Reductions in suicides also were seen in other age groups but the numbers were not statistically significant, Ludwig said. Suicides are comparatively common in older adults, so it's not surprising that the biggest impact would be found in that age group, he said.
National Rifle Association spokeswoman Kelly Whitley said the study ``proves what the NRA has been saying all along. Legislation like the Brady Act ... has no impact on the criminal misuse of firearms.''
But Ludwig acknowledged that the research was not designed to analyze the Brady Act's indirect impact on what is known as the secondary gun market - gun sales by unlicensed dealers - which experts say is the source of a significant number of weapons used in crimes.

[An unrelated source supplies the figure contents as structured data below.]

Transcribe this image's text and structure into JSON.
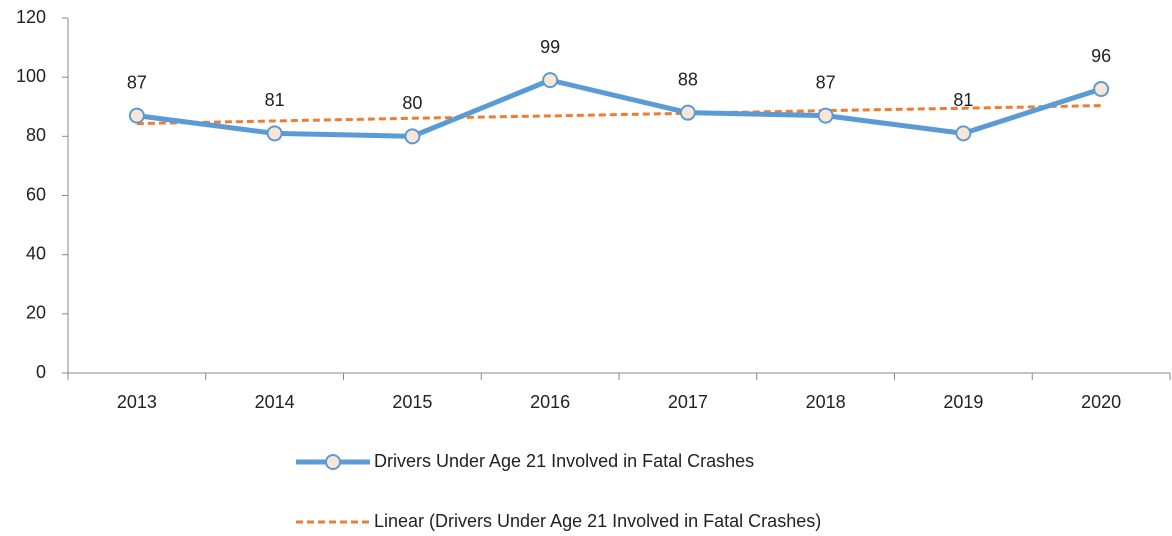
{
  "chart_data": {
    "type": "line",
    "categories": [
      "2013",
      "2014",
      "2015",
      "2016",
      "2017",
      "2018",
      "2019",
      "2020"
    ],
    "series": [
      {
        "name": "Drivers Under Age 21 Involved in Fatal Crashes",
        "color": "#5b9bd5",
        "marker_fill": "#fbe5d6",
        "data_labels": true,
        "values": [
          87,
          81,
          80,
          99,
          88,
          87,
          81,
          96
        ]
      },
      {
        "name": "Linear (Drivers Under Age 21 Involved in Fatal Crashes)",
        "color": "#ed7d31",
        "dashed": true,
        "data_labels": false,
        "values": [
          84.3,
          85.2,
          86.1,
          86.9,
          87.8,
          88.7,
          89.5,
          90.4
        ]
      }
    ],
    "ylim": [
      0,
      120
    ],
    "yticks": [
      0,
      20,
      40,
      60,
      80,
      100,
      120
    ],
    "grid": false,
    "legend": "bottom"
  }
}
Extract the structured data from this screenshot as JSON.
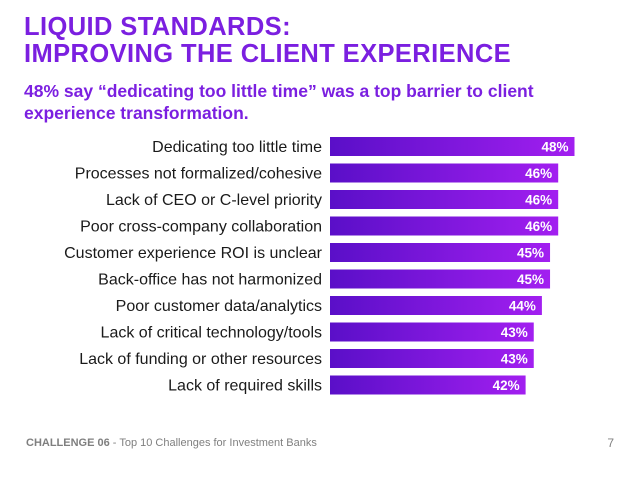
{
  "slide": {
    "title_line1": "LIQUID STANDARDS:",
    "title_line2": "IMPROVING THE CLIENT EXPERIENCE",
    "subtitle": "48% say “dedicating too little time” was a top barrier to client experience transformation.",
    "footer_lead": "CHALLENGE 06",
    "footer_rest": " - Top 10 Challenges for Investment Banks",
    "page_number": "7"
  },
  "colors": {
    "accent": "#7b1fe0",
    "bar_gradient_start": "#5a0fc8",
    "bar_gradient_end": "#a21ff0"
  },
  "chart_data": {
    "type": "bar",
    "orientation": "horizontal",
    "categories": [
      "Dedicating too little time",
      "Processes not formalized/cohesive",
      "Lack of CEO or C-level priority",
      "Poor cross-company collaboration",
      "Customer experience ROI is unclear",
      "Back-office has not harmonized",
      "Poor customer data/analytics",
      "Lack of critical technology/tools",
      "Lack of funding or other resources",
      "Lack of required skills"
    ],
    "values": [
      48,
      46,
      46,
      46,
      45,
      45,
      44,
      43,
      43,
      42
    ],
    "value_labels": [
      "48%",
      "46%",
      "46%",
      "46%",
      "45%",
      "45%",
      "44%",
      "43%",
      "43%",
      "42%"
    ],
    "title": "",
    "xlabel": "",
    "ylabel": "",
    "grid": false
  }
}
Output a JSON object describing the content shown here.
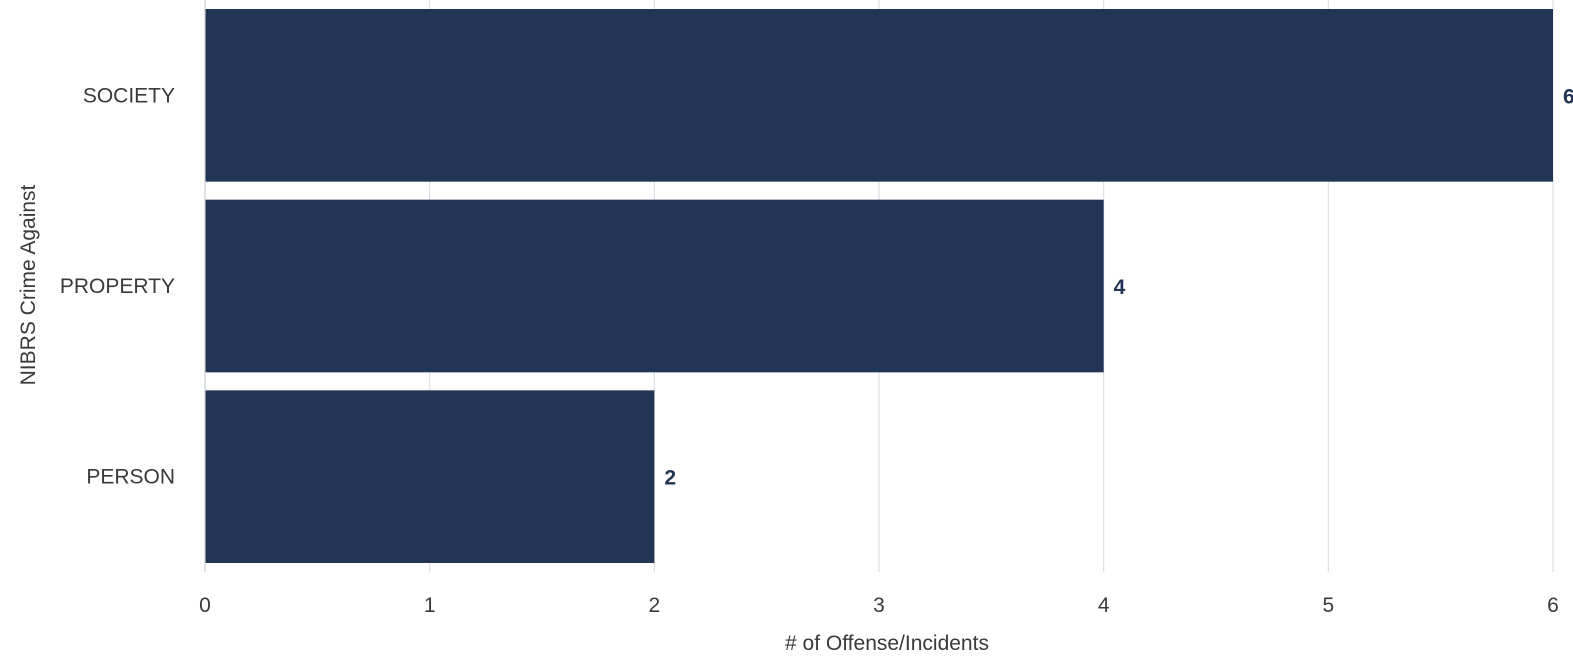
{
  "chart_data": {
    "type": "bar",
    "orientation": "horizontal",
    "categories": [
      "SOCIETY",
      "PROPERTY",
      "PERSON"
    ],
    "values": [
      6,
      4,
      2
    ],
    "data_labels": [
      "6",
      "4",
      "2"
    ],
    "xlabel": "# of Offense/Incidents",
    "ylabel": "NIBRS Crime Against",
    "xlim": [
      0,
      6
    ],
    "xticks": [
      "0",
      "1",
      "2",
      "3",
      "4",
      "5",
      "6"
    ],
    "grid": true,
    "legend": "none",
    "colors": {
      "bar": "#233555",
      "grid": "#dcdfe4",
      "axis": "#c8ccd2",
      "text": "#3a3a3a"
    }
  }
}
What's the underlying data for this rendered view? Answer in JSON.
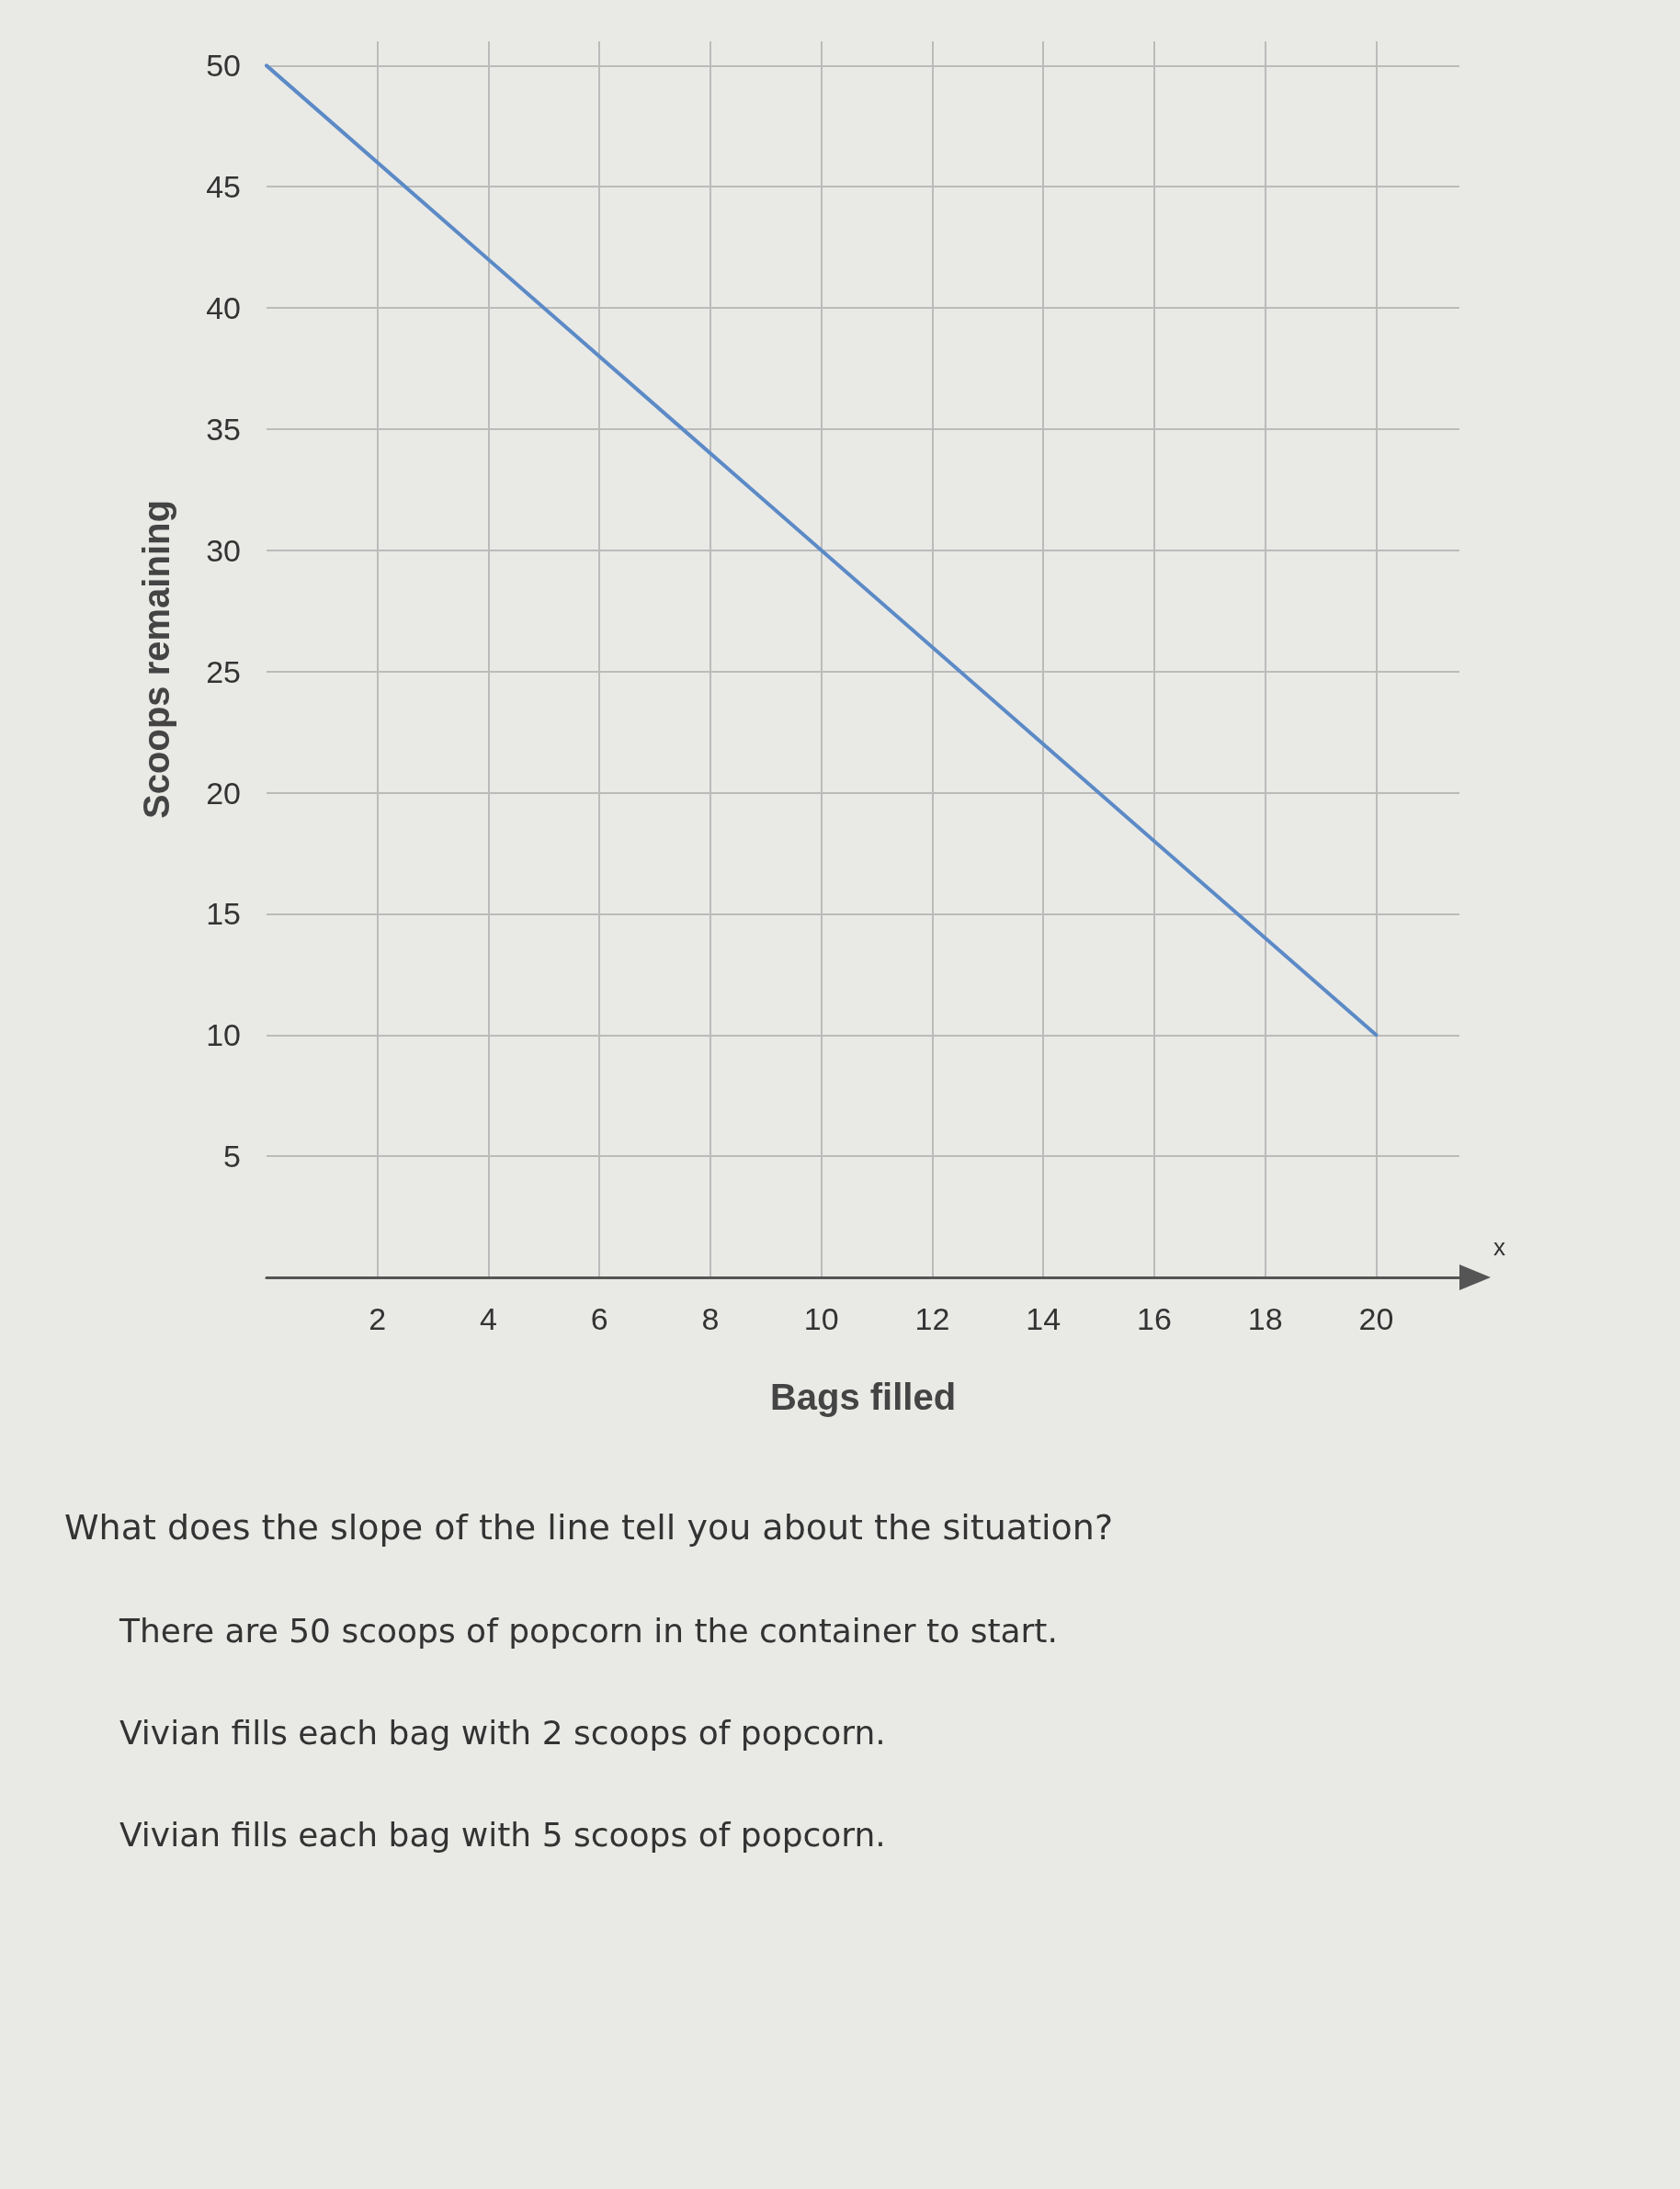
{
  "chart_data": {
    "type": "line",
    "xlabel": "Bags filled",
    "ylabel": "Scoops remaining",
    "x": [
      0,
      20
    ],
    "series": [
      {
        "color": "#5b8ac6",
        "values": [
          50,
          10
        ]
      }
    ],
    "xlim": [
      0,
      21.5
    ],
    "xticks": [
      2,
      4,
      6,
      8,
      10,
      12,
      14,
      16,
      18,
      20
    ],
    "ylim": [
      0,
      51
    ],
    "yticks": [
      5,
      10,
      15,
      20,
      25,
      30,
      35,
      40,
      45,
      50
    ],
    "grid": true,
    "marker": "none",
    "line_style": "solid",
    "annotations": [
      "x",
      "What does the slope of the line tell you about the situation?",
      "There are 50 scoops of popcorn in the container to start.",
      "Vivian fills each bag with 2 scoops of popcorn.",
      "Vivian fills each bag with 5 scoops of popcorn."
    ]
  }
}
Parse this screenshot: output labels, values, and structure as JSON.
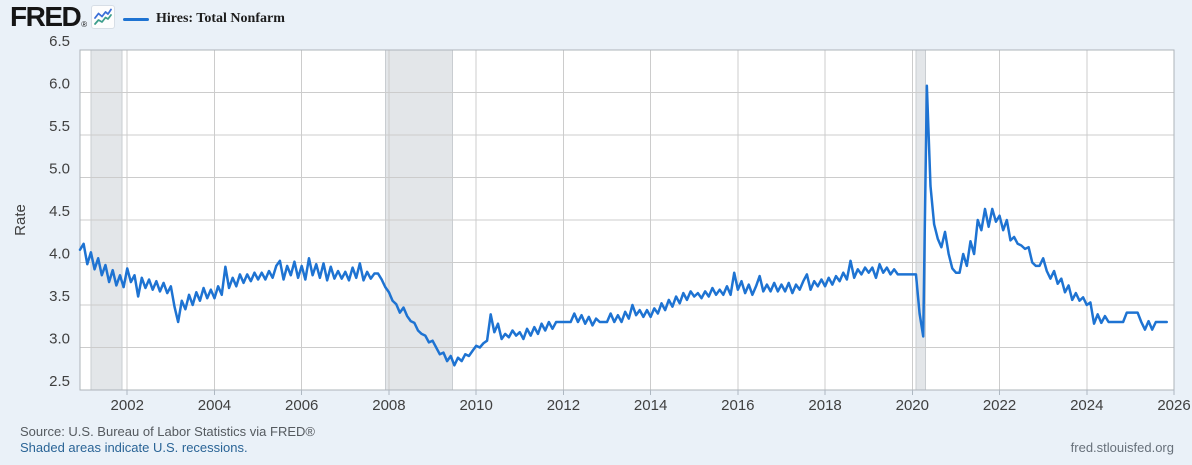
{
  "header": {
    "logo_text": "FRED",
    "registered_mark": "®",
    "legend_label": "Hires: Total Nonfarm"
  },
  "footer": {
    "source_line": "Source: U.S. Bureau of Labor Statistics via FRED®",
    "shaded_note": "Shaded areas indicate U.S. recessions.",
    "site_link": "fred.stlouisfed.org"
  },
  "colors": {
    "background": "#eaf1f8",
    "plot_background": "#ffffff",
    "line": "#1e73d2",
    "grid": "#cccccc",
    "plot_border": "#aeb4ba",
    "recession_band": "#e3e6e9",
    "recession_band_edge": "#c9cdd1",
    "axis_text": "#404040",
    "tick_stub": "#aeb8c2",
    "logo_line_blue": "#3a6fd8",
    "logo_line_teal": "#3d9e8c"
  },
  "chart_data": {
    "type": "line",
    "title": "Hires: Total Nonfarm",
    "xlabel": "",
    "ylabel": "Rate",
    "legend_position": "top-left",
    "grid": true,
    "ylim": [
      2.5,
      6.5
    ],
    "y_ticks": [
      2.5,
      3.0,
      3.5,
      4.0,
      4.5,
      5.0,
      5.5,
      6.0,
      6.5
    ],
    "x_ticks": [
      2002,
      2004,
      2006,
      2008,
      2010,
      2012,
      2014,
      2016,
      2018,
      2020,
      2022,
      2024,
      2026
    ],
    "x_range_years": [
      2000.9167,
      2026.0
    ],
    "recessions": [
      {
        "label": "2001 recession",
        "start": 2001.167,
        "end": 2001.875
      },
      {
        "label": "2007-2009 recession",
        "start": 2007.917,
        "end": 2009.46
      },
      {
        "label": "2020 recession",
        "start": 2020.085,
        "end": 2020.3
      }
    ],
    "series": [
      {
        "name": "Hires: Total Nonfarm",
        "units": "Rate",
        "frequency": "monthly",
        "start_period": "2000-12",
        "end_period": "2025-11",
        "values": [
          4.15,
          4.22,
          3.98,
          4.12,
          3.92,
          4.05,
          3.85,
          3.97,
          3.77,
          3.91,
          3.73,
          3.85,
          3.71,
          3.93,
          3.77,
          3.85,
          3.6,
          3.82,
          3.7,
          3.8,
          3.68,
          3.78,
          3.66,
          3.76,
          3.64,
          3.72,
          3.48,
          3.3,
          3.55,
          3.45,
          3.62,
          3.5,
          3.65,
          3.55,
          3.7,
          3.58,
          3.68,
          3.58,
          3.72,
          3.62,
          3.95,
          3.7,
          3.82,
          3.72,
          3.86,
          3.76,
          3.86,
          3.78,
          3.88,
          3.8,
          3.88,
          3.8,
          3.9,
          3.82,
          3.96,
          4.02,
          3.8,
          3.96,
          3.85,
          4.01,
          3.82,
          3.96,
          3.8,
          4.05,
          3.85,
          3.98,
          3.82,
          3.99,
          3.79,
          3.95,
          3.81,
          3.9,
          3.81,
          3.89,
          3.79,
          3.94,
          3.82,
          3.99,
          3.79,
          3.89,
          3.81,
          3.87,
          3.87,
          3.8,
          3.71,
          3.65,
          3.55,
          3.51,
          3.41,
          3.47,
          3.37,
          3.31,
          3.29,
          3.2,
          3.16,
          3.14,
          3.06,
          3.08,
          3.0,
          2.92,
          2.94,
          2.84,
          2.9,
          2.79,
          2.88,
          2.84,
          2.92,
          2.9,
          2.96,
          3.02,
          3.0,
          3.05,
          3.08,
          3.39,
          3.18,
          3.28,
          3.1,
          3.16,
          3.12,
          3.2,
          3.14,
          3.18,
          3.1,
          3.22,
          3.14,
          3.24,
          3.16,
          3.28,
          3.2,
          3.3,
          3.22,
          3.3,
          3.3,
          3.3,
          3.3,
          3.3,
          3.4,
          3.3,
          3.38,
          3.28,
          3.36,
          3.26,
          3.34,
          3.3,
          3.3,
          3.3,
          3.4,
          3.3,
          3.38,
          3.3,
          3.42,
          3.34,
          3.5,
          3.38,
          3.44,
          3.36,
          3.44,
          3.36,
          3.46,
          3.4,
          3.52,
          3.44,
          3.56,
          3.48,
          3.6,
          3.52,
          3.64,
          3.56,
          3.66,
          3.6,
          3.64,
          3.58,
          3.66,
          3.6,
          3.7,
          3.62,
          3.68,
          3.62,
          3.72,
          3.62,
          3.88,
          3.68,
          3.78,
          3.64,
          3.74,
          3.62,
          3.72,
          3.84,
          3.66,
          3.74,
          3.66,
          3.76,
          3.66,
          3.74,
          3.66,
          3.76,
          3.64,
          3.74,
          3.68,
          3.78,
          3.86,
          3.68,
          3.78,
          3.72,
          3.8,
          3.72,
          3.82,
          3.74,
          3.84,
          3.78,
          3.88,
          3.8,
          4.02,
          3.82,
          3.92,
          3.86,
          3.94,
          3.88,
          3.94,
          3.82,
          3.98,
          3.88,
          3.94,
          3.86,
          3.92,
          3.86,
          3.86,
          3.86,
          3.86,
          3.86,
          3.86,
          3.4,
          3.13,
          6.08,
          4.9,
          4.45,
          4.28,
          4.18,
          4.36,
          4.1,
          3.93,
          3.88,
          3.88,
          4.1,
          3.96,
          4.25,
          4.1,
          4.5,
          4.38,
          4.63,
          4.42,
          4.63,
          4.48,
          4.55,
          4.38,
          4.5,
          4.26,
          4.3,
          4.22,
          4.2,
          4.16,
          4.18,
          4.0,
          3.96,
          3.96,
          4.05,
          3.9,
          3.81,
          3.9,
          3.75,
          3.81,
          3.65,
          3.73,
          3.56,
          3.64,
          3.55,
          3.59,
          3.5,
          3.53,
          3.28,
          3.39,
          3.29,
          3.37,
          3.3,
          3.3,
          3.3,
          3.3,
          3.3,
          3.41,
          3.41,
          3.41,
          3.41,
          3.3,
          3.21,
          3.31,
          3.21,
          3.3,
          3.3,
          3.3,
          3.3
        ]
      }
    ]
  }
}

The findings show ``the importance of extending regulations like the Brady Act to secondary market sales,'' Ludwig said.
The editorial in JAMA, written by a crime expert not involved with the new study, questioned the meaning of the research and called the Brady Act ``the most important national policy initiative related to firearms in over two decades.''
The editorial's author, Richard Rosenfeld of the department of criminology and criminal justice at the University of Missouri in St. Louis, said the study was limited by a lack of evidence of the Brady Act's impact on firearm trafficking from state to state and by its failure to examine the secondary gun market.
He said the examination of the law's impact on suicide was a strong point of the research.
``Knowledge of how primary market regulations affect the secondary firearms market is the single most important next step in research on how the Brady Act and similar strategies affect levels of criminal violence in the United States,'' Rosenfeld wrote.